For many patients with rare diseases, obtaining a diagnosis can take years, often referred to as a “diagnostic odyssey.” Despite advances in genetic sequencing, a large proportion of patients remain undiagnosed, leaving clinicians without clear guidance for treatment. The newly developed AI algorithm, called EvORanker, aims to address this challenge by identifying which gene, among thousands of candidates, is most likely responsible for a patient’s condition.

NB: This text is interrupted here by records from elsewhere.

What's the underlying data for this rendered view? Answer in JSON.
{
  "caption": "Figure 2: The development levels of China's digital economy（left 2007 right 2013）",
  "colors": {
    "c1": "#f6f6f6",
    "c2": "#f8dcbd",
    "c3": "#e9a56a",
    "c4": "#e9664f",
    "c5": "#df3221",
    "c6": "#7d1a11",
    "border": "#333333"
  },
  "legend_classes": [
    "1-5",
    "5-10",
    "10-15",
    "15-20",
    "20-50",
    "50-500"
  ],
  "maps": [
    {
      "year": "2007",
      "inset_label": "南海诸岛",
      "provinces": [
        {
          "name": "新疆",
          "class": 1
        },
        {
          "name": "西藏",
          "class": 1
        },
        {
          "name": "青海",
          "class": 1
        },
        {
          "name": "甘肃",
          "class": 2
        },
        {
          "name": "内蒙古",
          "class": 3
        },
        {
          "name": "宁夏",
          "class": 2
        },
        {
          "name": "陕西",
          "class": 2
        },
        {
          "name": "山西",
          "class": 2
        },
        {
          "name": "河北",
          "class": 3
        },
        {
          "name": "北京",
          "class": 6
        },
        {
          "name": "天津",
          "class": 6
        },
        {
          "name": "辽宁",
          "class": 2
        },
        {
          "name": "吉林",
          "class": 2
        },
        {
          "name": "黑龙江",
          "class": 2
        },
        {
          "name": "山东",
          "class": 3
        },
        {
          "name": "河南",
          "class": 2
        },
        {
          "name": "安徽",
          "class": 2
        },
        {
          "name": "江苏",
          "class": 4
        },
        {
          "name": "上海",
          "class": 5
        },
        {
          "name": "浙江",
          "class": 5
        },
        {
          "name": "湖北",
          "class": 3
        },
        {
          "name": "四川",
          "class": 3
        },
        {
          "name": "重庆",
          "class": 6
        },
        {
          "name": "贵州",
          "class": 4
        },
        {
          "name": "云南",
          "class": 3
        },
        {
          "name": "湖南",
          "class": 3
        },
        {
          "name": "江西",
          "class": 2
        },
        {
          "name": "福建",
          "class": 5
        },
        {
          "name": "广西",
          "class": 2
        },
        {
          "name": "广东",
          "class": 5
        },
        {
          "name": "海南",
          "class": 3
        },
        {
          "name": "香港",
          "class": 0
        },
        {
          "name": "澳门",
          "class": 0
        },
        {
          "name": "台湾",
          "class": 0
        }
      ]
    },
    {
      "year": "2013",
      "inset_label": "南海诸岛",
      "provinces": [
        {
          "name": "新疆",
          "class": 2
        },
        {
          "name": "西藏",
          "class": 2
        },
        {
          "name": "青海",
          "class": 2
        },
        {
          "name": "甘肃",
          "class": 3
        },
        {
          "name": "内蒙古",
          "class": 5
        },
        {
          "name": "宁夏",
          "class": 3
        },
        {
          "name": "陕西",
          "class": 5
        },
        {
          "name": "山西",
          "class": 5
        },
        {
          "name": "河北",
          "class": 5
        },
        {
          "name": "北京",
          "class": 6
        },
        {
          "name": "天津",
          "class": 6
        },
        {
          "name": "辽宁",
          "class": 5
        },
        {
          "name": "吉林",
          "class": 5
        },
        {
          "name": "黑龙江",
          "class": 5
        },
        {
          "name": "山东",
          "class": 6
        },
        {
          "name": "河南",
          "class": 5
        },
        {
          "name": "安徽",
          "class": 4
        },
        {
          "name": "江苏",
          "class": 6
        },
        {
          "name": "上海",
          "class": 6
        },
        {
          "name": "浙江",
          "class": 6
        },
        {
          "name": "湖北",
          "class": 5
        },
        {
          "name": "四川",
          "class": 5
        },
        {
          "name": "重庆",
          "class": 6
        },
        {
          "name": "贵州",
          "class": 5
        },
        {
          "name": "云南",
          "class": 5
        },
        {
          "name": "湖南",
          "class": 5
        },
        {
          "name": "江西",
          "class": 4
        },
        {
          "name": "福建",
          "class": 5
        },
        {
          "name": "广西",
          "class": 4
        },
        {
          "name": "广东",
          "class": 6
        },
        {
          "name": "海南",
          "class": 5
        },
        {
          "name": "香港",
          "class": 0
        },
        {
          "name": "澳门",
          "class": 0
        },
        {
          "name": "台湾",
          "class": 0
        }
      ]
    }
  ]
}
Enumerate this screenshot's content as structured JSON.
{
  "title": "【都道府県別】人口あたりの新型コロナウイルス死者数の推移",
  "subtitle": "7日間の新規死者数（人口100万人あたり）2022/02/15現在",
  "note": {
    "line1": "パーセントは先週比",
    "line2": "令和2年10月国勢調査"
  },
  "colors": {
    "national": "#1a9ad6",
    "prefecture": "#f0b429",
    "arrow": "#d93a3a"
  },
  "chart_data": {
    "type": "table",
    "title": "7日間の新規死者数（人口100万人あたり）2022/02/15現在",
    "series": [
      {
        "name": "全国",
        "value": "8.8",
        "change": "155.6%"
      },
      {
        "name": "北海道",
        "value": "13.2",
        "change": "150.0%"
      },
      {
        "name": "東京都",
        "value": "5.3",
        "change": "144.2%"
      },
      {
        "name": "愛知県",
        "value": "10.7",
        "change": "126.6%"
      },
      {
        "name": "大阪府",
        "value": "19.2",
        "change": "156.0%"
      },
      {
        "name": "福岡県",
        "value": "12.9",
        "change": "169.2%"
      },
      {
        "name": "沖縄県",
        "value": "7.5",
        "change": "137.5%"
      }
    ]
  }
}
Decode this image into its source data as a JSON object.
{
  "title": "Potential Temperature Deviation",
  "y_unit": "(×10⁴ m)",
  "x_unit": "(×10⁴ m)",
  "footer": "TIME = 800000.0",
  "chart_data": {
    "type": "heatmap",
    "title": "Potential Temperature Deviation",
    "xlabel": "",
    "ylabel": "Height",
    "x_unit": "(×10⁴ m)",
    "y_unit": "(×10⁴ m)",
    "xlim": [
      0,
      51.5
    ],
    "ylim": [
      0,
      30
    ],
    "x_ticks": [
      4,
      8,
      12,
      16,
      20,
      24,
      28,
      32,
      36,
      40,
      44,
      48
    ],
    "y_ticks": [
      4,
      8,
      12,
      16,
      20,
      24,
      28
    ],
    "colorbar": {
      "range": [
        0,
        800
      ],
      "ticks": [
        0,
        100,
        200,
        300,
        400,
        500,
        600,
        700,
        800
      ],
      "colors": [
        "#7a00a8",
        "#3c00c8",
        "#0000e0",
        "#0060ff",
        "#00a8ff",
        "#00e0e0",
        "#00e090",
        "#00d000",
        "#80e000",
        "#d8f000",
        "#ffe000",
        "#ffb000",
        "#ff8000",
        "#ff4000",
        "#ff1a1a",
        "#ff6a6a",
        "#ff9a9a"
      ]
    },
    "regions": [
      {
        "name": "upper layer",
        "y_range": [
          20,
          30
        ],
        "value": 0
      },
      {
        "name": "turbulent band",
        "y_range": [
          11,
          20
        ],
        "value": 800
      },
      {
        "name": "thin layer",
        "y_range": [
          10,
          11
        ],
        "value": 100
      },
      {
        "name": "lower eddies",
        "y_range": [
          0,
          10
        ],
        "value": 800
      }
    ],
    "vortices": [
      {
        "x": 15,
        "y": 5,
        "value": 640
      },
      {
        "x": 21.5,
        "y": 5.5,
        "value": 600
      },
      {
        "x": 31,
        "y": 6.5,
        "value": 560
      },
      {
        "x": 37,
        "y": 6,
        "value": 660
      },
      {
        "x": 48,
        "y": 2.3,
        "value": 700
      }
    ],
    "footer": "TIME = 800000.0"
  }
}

Evolutionary data as a new diagnostic source
Unlike conventional tools that rely primarily on existing medical knowledge, EvORanker analyses how genes have evolved across more than 1,000 species. By detecting patterns of co-evolution, the system can uncover functional relationships between genes, including those not previously associated with disease.
In clinical testing, the algorithm identified the correct disease-causing gene as the top candidate in nearly 70 percent of cases and ranked it within the top five in 95 percent of cases. According to the researchers, this represents a significant improvement over existing diagnostic tools, particularly in complex cases involving poorly understood genes. The research was recently published in Genetics in Medicine.
Patient impact
The study highlights several clinical examples. In one case, the algorithm identified a previously unknown gene linked to a child’s neurodevelopmental disorder after conventional diagnostics had failed. In another, it revealed the genetic basis of a severe multisystem disease, providing both diagnostic clarity and potential therapeutic direction.
“There are thousands of cases like that around the world that fall through the cracks of current medicine,” said Prof. Yuval Tabach. “Our goal was to give patients and clinicians a tool that can find fast and accurate answers where none existed before.”
Broader implications
Beyond diagnosis, the tool may also support drug repurposing by linking newly identified disease genes to existing therapies. This could accelerate treatment development and reduce time to clinical application. While the current focus is on rare diseases, which affect up to 5 percent of the global population, the researchers are already exploring applications in oncology, including understanding tumor behavior and treatment response.
EvORanker is now available to researchers and clinicians, with further studies underway to validate its clinical impact. If successful, the technology could help transform rare disease diagnostics by turning years of uncertainty into faster, data-driven answers.